In R&D, the merged group will have more than 175 breeding stations worldwide, with some 8,000 employees in labs, offices and in the fields. Including the Monsanto slate and adjusted for the divestments, Baumann said Bayer spent around €2.4 billion on agriculture R&D in 2017. The two executives said it is too early to say how future R&D spending will look.

With the agriculture market expected to start growing again for the first time in two years, the CEO said the merger will make a positive contribution to Bayer’s core earnings starting in 2019. From 2021, a contribution in the double-digit percentage range is calculated. Adjusted for the divestments, the Monsanto deal should contribute synergies of around $1.2 billion to annual EBITDA, starting in 2022.

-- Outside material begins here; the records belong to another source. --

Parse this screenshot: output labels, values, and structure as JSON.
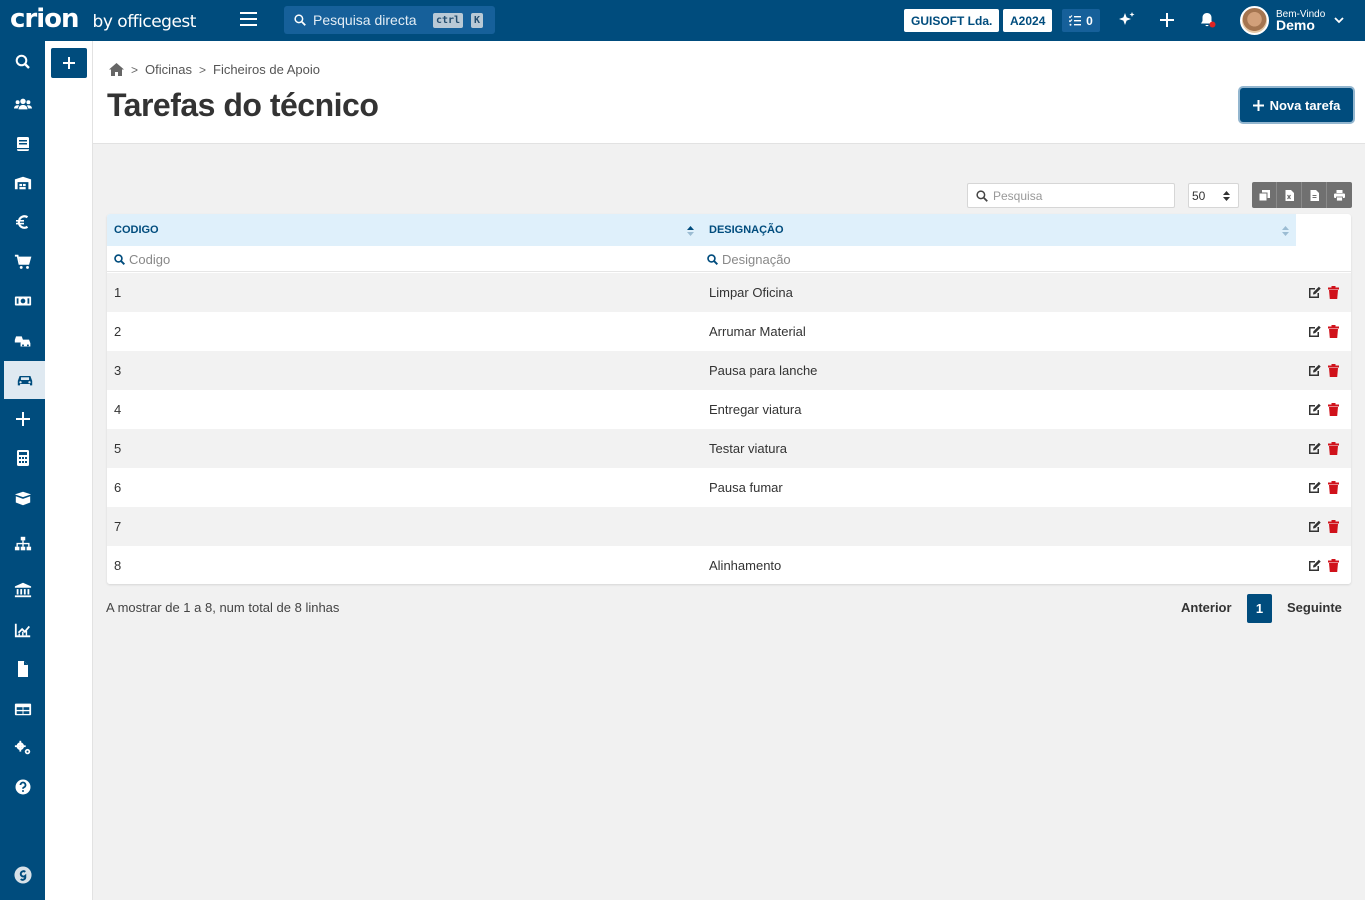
{
  "app": {
    "logo": "crion",
    "by": "by officegest"
  },
  "topbar": {
    "search_placeholder": "Pesquisa directa",
    "shortcut_ctrl": "ctrl",
    "shortcut_key": "K",
    "company": "GUISOFT Lda.",
    "year": "A2024",
    "tasks_count": "0",
    "welcome_label": "Bem-Vindo",
    "user_name": "Demo"
  },
  "breadcrumb": {
    "items": [
      "Oficinas",
      "Ficheiros de Apoio"
    ]
  },
  "page": {
    "title": "Tarefas do técnico",
    "new_button": "Nova tarefa"
  },
  "table": {
    "search_placeholder": "Pesquisa",
    "page_size": "50",
    "columns": [
      "CODIGO",
      "DESIGNAÇÃO"
    ],
    "filter_placeholders": [
      "Codigo",
      "Designação"
    ],
    "rows": [
      {
        "codigo": "1",
        "designacao": "Limpar Oficina"
      },
      {
        "codigo": "2",
        "designacao": "Arrumar Material"
      },
      {
        "codigo": "3",
        "designacao": "Pausa para lanche"
      },
      {
        "codigo": "4",
        "designacao": "Entregar viatura"
      },
      {
        "codigo": "5",
        "designacao": "Testar viatura"
      },
      {
        "codigo": "6",
        "designacao": "Pausa fumar"
      },
      {
        "codigo": "7",
        "designacao": ""
      },
      {
        "codigo": "8",
        "designacao": "Alinhamento"
      }
    ]
  },
  "footer": {
    "info": "A mostrar de 1 a 8, num total de 8 linhas",
    "prev": "Anterior",
    "current_page": "1",
    "next": "Seguinte"
  },
  "sidebar": {
    "icons": [
      "search-icon",
      "users-icon",
      "book-icon",
      "warehouse-icon",
      "euro-icon",
      "cart-icon",
      "money-icon",
      "cars-icon",
      "car-icon",
      "plus-icon",
      "calculator-icon",
      "box-icon",
      "sitemap-icon",
      "bank-icon",
      "chart-icon",
      "file-icon",
      "table-icon",
      "cogs-icon",
      "help-icon",
      "brand-g-icon"
    ],
    "active": "car-icon"
  },
  "colors": {
    "primary": "#004c7d",
    "header_bg": "#dff0fb",
    "delete": "#d0121b"
  }
}
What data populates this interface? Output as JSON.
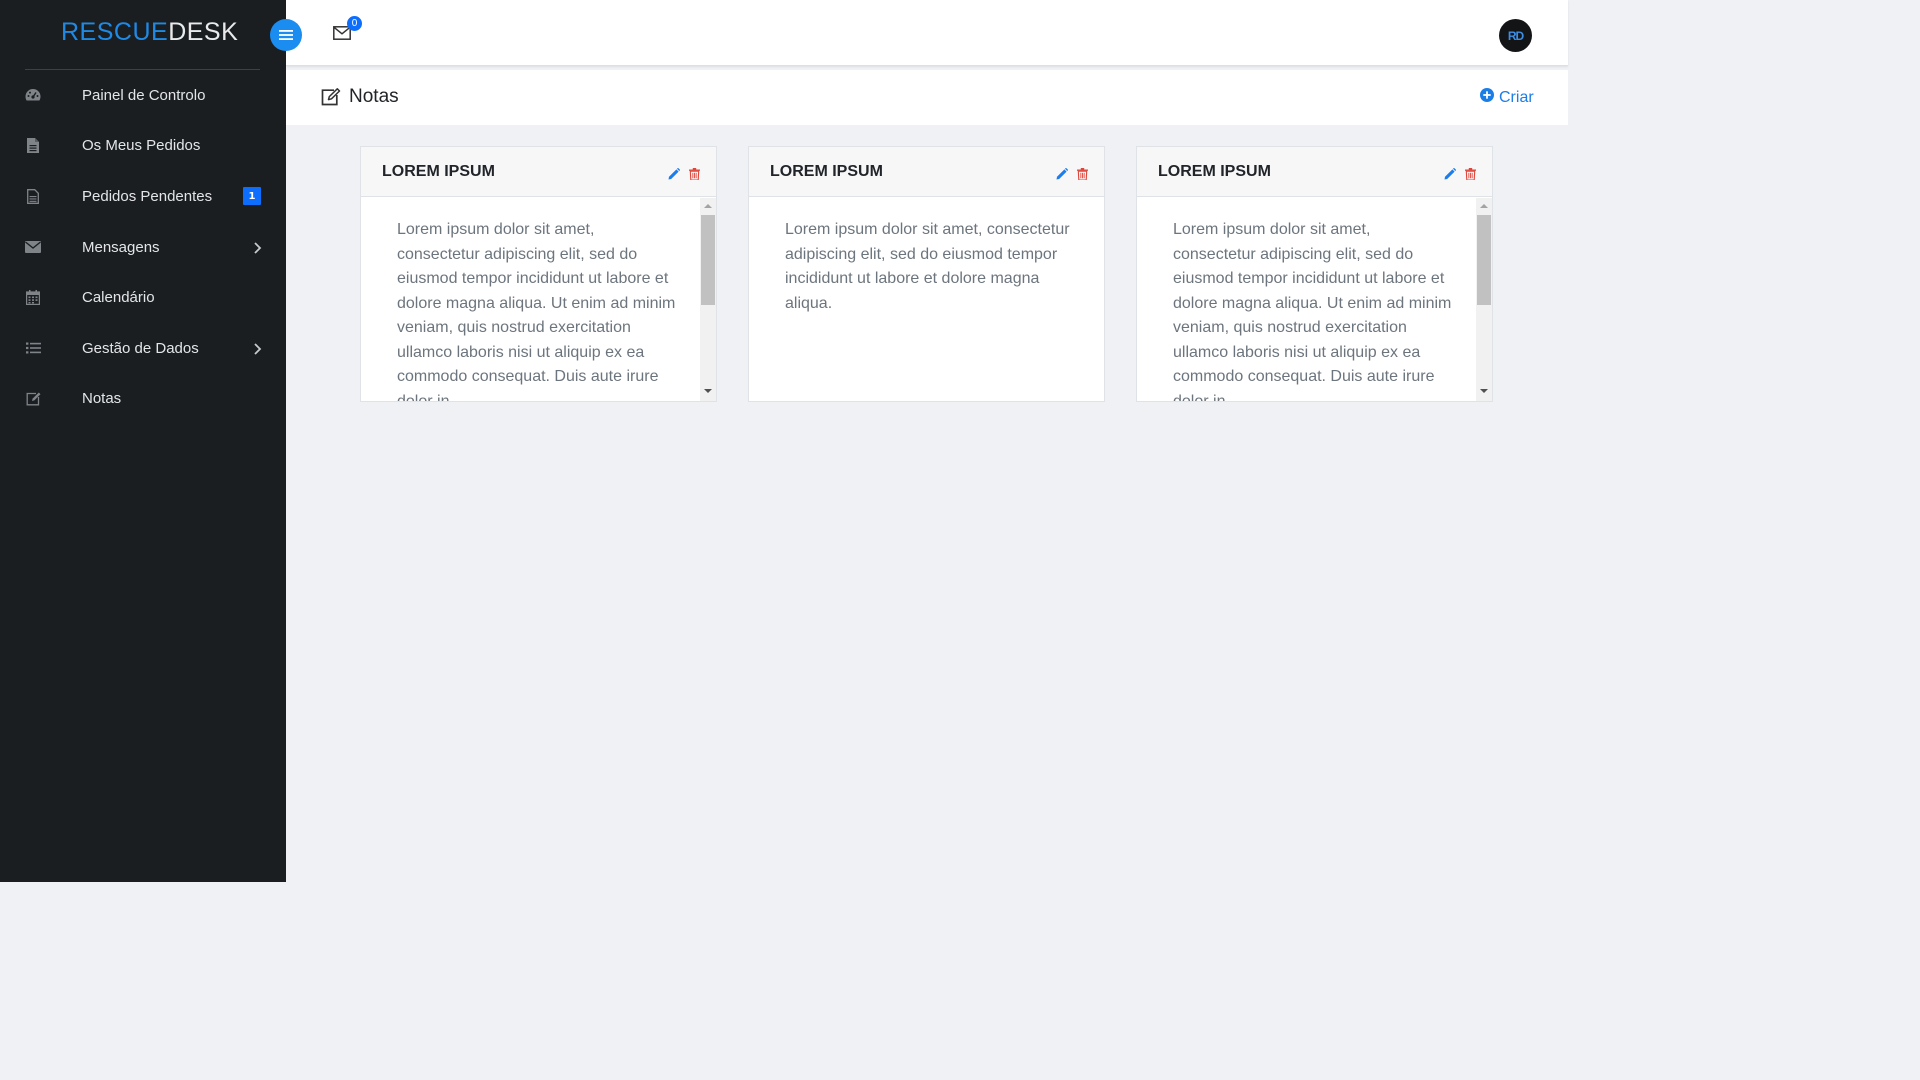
{
  "app": {
    "logo_part1": "RESCUE",
    "logo_part2": "DESK"
  },
  "sidebar": {
    "items": [
      {
        "label": "Painel de Controlo",
        "icon": "dashboard-icon"
      },
      {
        "label": "Os Meus Pedidos",
        "icon": "file-icon"
      },
      {
        "label": "Pedidos Pendentes",
        "icon": "file-outline-icon",
        "badge": "1"
      },
      {
        "label": "Mensagens",
        "icon": "envelope-icon",
        "chevron": true
      },
      {
        "label": "Calendário",
        "icon": "calendar-icon"
      },
      {
        "label": "Gestão de Dados",
        "icon": "list-icon",
        "chevron": true
      },
      {
        "label": "Notas",
        "icon": "edit-icon"
      }
    ]
  },
  "topbar": {
    "mail_count": "0",
    "avatar_initials": "RD"
  },
  "page": {
    "title": "Notas",
    "create_label": "Criar"
  },
  "notes": [
    {
      "title": "LOREM IPSUM",
      "text": "Lorem ipsum dolor sit amet, consectetur adipiscing elit, sed do eiusmod tempor incididunt ut labore et dolore magna aliqua. Ut enim ad minim veniam, quis nostrud exercitation ullamco laboris nisi ut aliquip ex ea commodo consequat. Duis aute irure dolor in",
      "scrollable": true
    },
    {
      "title": "LOREM IPSUM",
      "text": "Lorem ipsum dolor sit amet, consectetur adipiscing elit, sed do eiusmod tempor incididunt ut labore et dolore magna aliqua.",
      "scrollable": false
    },
    {
      "title": "LOREM IPSUM",
      "text": "Lorem ipsum dolor sit amet, consectetur adipiscing elit, sed do eiusmod tempor incididunt ut labore et dolore magna aliqua. Ut enim ad minim veniam, quis nostrud exercitation ullamco laboris nisi ut aliquip ex ea commodo consequat. Duis aute irure dolor in",
      "scrollable": true
    }
  ],
  "colors": {
    "sidebar_bg": "#1b1e21",
    "accent": "#1b8cf0",
    "badge": "#0d6efd",
    "delete": "#dc3545",
    "content_bg": "#f0f1f5"
  }
}
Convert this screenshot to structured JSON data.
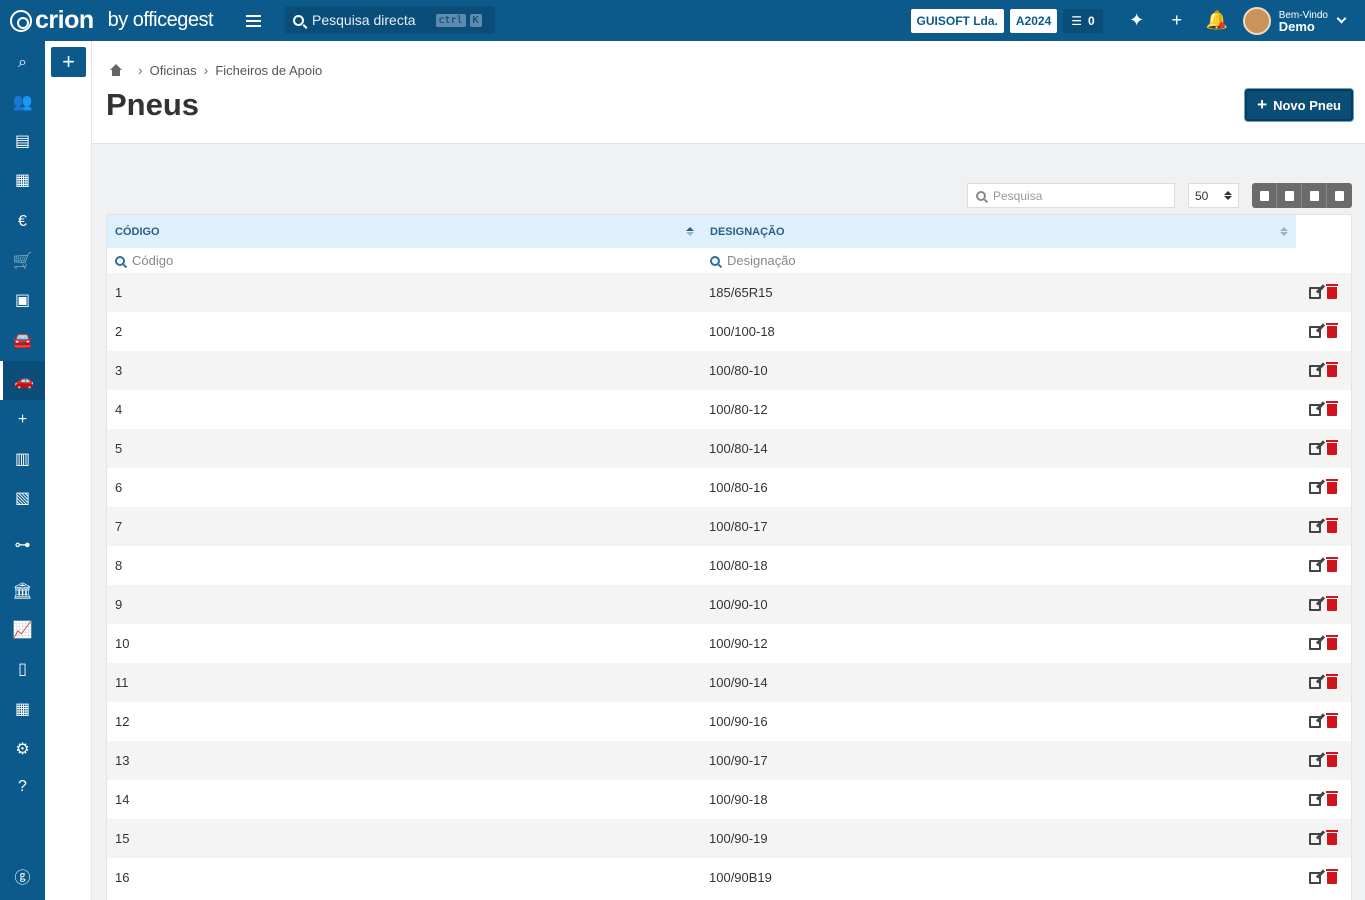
{
  "topbar": {
    "brand": "crion",
    "brand_by": "by officegest",
    "search_placeholder": "Pesquisa directa",
    "kbd_ctrl": "ctrl",
    "kbd_k": "K",
    "company": "GUISOFT Lda.",
    "year": "A2024",
    "tasks_count": "0",
    "user_greeting": "Bem-Vindo",
    "user_name": "Demo",
    "icons": [
      "magic-icon",
      "plus-icon",
      "bell-icon"
    ]
  },
  "sidebar": {
    "items": [
      {
        "name": "search",
        "icon": "search-icon",
        "glyph": "⌕"
      },
      {
        "name": "users",
        "icon": "users-icon",
        "glyph": "👥"
      },
      {
        "name": "book",
        "icon": "book-icon",
        "glyph": "▤"
      },
      {
        "name": "warehouse",
        "icon": "warehouse-icon",
        "glyph": "▦"
      },
      {
        "name": "euro",
        "icon": "euro-icon",
        "glyph": "€"
      },
      {
        "name": "cart",
        "icon": "cart-icon",
        "glyph": "🛒"
      },
      {
        "name": "money",
        "icon": "money-icon",
        "glyph": "▣"
      },
      {
        "name": "car-wash",
        "icon": "car-side-icon",
        "glyph": "🚘"
      },
      {
        "name": "car",
        "icon": "car-icon",
        "glyph": "🚗",
        "active": true
      },
      {
        "name": "add",
        "icon": "plus-icon",
        "glyph": "+"
      },
      {
        "name": "calculator",
        "icon": "calculator-icon",
        "glyph": "▥"
      },
      {
        "name": "boxes",
        "icon": "boxes-icon",
        "glyph": "▧"
      },
      {
        "name": "sitemap",
        "icon": "sitemap-icon",
        "glyph": "⊶"
      },
      {
        "name": "bank",
        "icon": "bank-icon",
        "glyph": "🏛"
      },
      {
        "name": "chart",
        "icon": "chart-icon",
        "glyph": "📈"
      },
      {
        "name": "file",
        "icon": "file-icon",
        "glyph": "▯"
      },
      {
        "name": "table",
        "icon": "table-icon",
        "glyph": "▦"
      },
      {
        "name": "settings",
        "icon": "gears-icon",
        "glyph": "⚙"
      },
      {
        "name": "help",
        "icon": "help-icon",
        "glyph": "?"
      }
    ],
    "bottom_icon": "officegest-logo-icon"
  },
  "header": {
    "breadcrumb": [
      "Oficinas",
      "Ficheiros de Apoio"
    ],
    "title": "Pneus",
    "new_button": "Novo Pneu"
  },
  "tools": {
    "search_placeholder": "Pesquisa",
    "per_page": "50",
    "buttons": [
      "copy-icon",
      "excel-icon",
      "csv-icon",
      "print-icon"
    ]
  },
  "table": {
    "columns": [
      "CÓDIGO",
      "DESIGNAÇÃO"
    ],
    "filters": [
      "Código",
      "Designação"
    ],
    "rows": [
      {
        "code": "1",
        "designation": "185/65R15"
      },
      {
        "code": "2",
        "designation": "100/100-18"
      },
      {
        "code": "3",
        "designation": "100/80-10"
      },
      {
        "code": "4",
        "designation": "100/80-12"
      },
      {
        "code": "5",
        "designation": "100/80-14"
      },
      {
        "code": "6",
        "designation": "100/80-16"
      },
      {
        "code": "7",
        "designation": "100/80-17"
      },
      {
        "code": "8",
        "designation": "100/80-18"
      },
      {
        "code": "9",
        "designation": "100/90-10"
      },
      {
        "code": "10",
        "designation": "100/90-12"
      },
      {
        "code": "11",
        "designation": "100/90-14"
      },
      {
        "code": "12",
        "designation": "100/90-16"
      },
      {
        "code": "13",
        "designation": "100/90-17"
      },
      {
        "code": "14",
        "designation": "100/90-18"
      },
      {
        "code": "15",
        "designation": "100/90-19"
      },
      {
        "code": "16",
        "designation": "100/90B19"
      }
    ]
  },
  "colors": {
    "primary": "#0c5a8c",
    "header_bg": "#ddf0fb",
    "danger": "#d0141b"
  }
}
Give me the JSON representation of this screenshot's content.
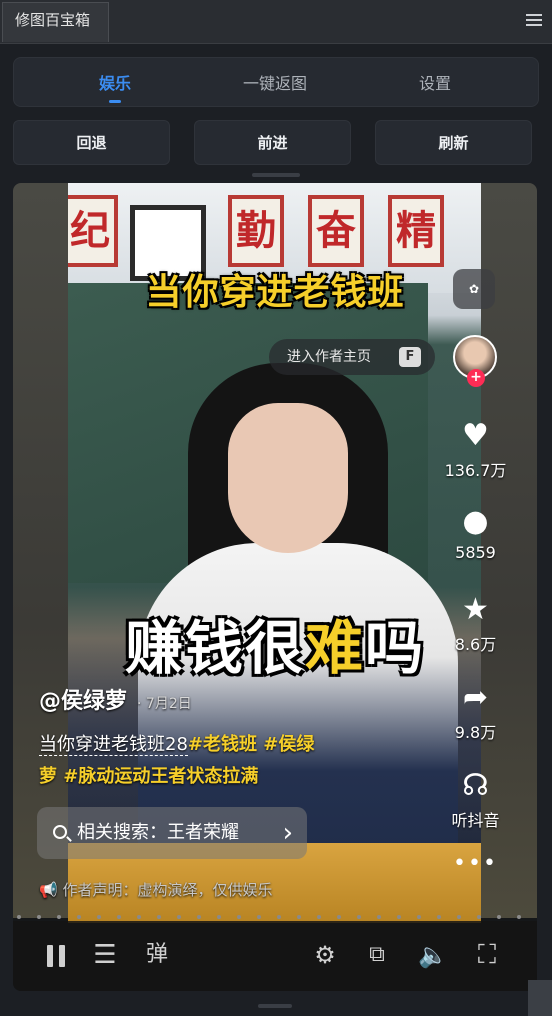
{
  "panel": {
    "title": "修图百宝箱",
    "menu_icon": "hamburger-icon"
  },
  "tabs": [
    {
      "label": "娱乐",
      "active": true
    },
    {
      "label": "一键返图",
      "active": false
    },
    {
      "label": "设置",
      "active": false
    }
  ],
  "nav": {
    "back": "回退",
    "forward": "前进",
    "refresh": "刷新"
  },
  "video": {
    "caption_top": "当你穿进老钱班",
    "caption_main_pre": "赚钱很",
    "caption_main_hl": "难",
    "caption_main_post": "吗",
    "author_pill": "进入作者主页",
    "author_key": "F",
    "ai_icon": "ai-flower-icon",
    "rail": {
      "likes": "136.7万",
      "comments": "5859",
      "favorites": "8.6万",
      "shares": "9.8万",
      "listen": "听抖音"
    },
    "username": "@侯绿萝",
    "date": "· 7月2日",
    "desc_plain": "当你穿进老钱班28",
    "desc_tags_1": "#老钱班 #侯绿",
    "desc_tags_2": "萝 #脉动运动王者状态拉满",
    "search_label": "相关搜索：王者荣耀",
    "disclaimer": "作者声明：虚构演绎，仅供娱乐",
    "controls": {
      "danmu": "弹"
    }
  },
  "colors": {
    "accent": "#3b8df2",
    "caption_yellow": "#f6cf2a",
    "like_red": "#fe2c55"
  }
}
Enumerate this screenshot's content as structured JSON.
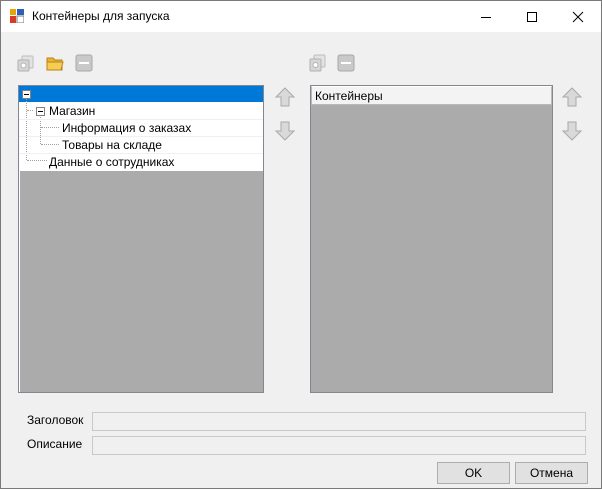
{
  "window": {
    "title": "Контейнеры для запуска"
  },
  "left_toolbar": {
    "icons": [
      "add-container-icon",
      "folder-open-icon",
      "remove-icon"
    ]
  },
  "right_toolbar": {
    "icons": [
      "add-container-icon",
      "remove-icon"
    ]
  },
  "tree": {
    "root_label": "",
    "items": [
      {
        "label": "Магазин",
        "level": 1
      },
      {
        "label": "Информация о заказах",
        "level": 2
      },
      {
        "label": "Товары на складе",
        "level": 2
      },
      {
        "label": "Данные о сотрудниках",
        "level": 1
      }
    ]
  },
  "containers_list": {
    "header": "Контейнеры"
  },
  "fields": {
    "title_label": "Заголовок",
    "title_value": "",
    "description_label": "Описание",
    "description_value": ""
  },
  "buttons": {
    "ok": "OK",
    "cancel": "Отмена"
  },
  "colors": {
    "selection": "#0078d7",
    "panel_empty": "#ababab",
    "window_bg": "#f0f0f0",
    "arrow_green": "#4a9a4a"
  }
}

Speaking to journalists, Baumann outlined details of Bayer’s planned capital increase, which will finance the larger part of the transaction. In announcing the Monsanto deal in September 2016, the group said it had secured bridge financing of $5.7 billion. This is being refinanced by a combination of equity and debt transactions, some of which has been completed.

Rights issue smaller than planned

Bayer now plans to launch a rights issue that is expected to result in a capital increase of €6 billion. Baumann said the issue is smaller than planned as proceeds from the divestment of all of its shareholding in engineering plastics producer Covestro – on the stock market to institutional investors – were €4.5 billion higher than expected.

Adding to the Covestro windfall, Singapore-based private equity investor Temasek subscribed to a capital increase of €3 billion in April of this year, and the mandatory convertible notes issued in November 2016 generated proceeds of €4 billion.

New Bayer shares will be offered to existing shareholders through an indirect subscription right at a price of €81 each. Participants in the capital increase will be allowed to acquire two news shares for every 23 shares they already hold. On top of this, the group plans bond placements in various currencies with a volume of up to €20 billion.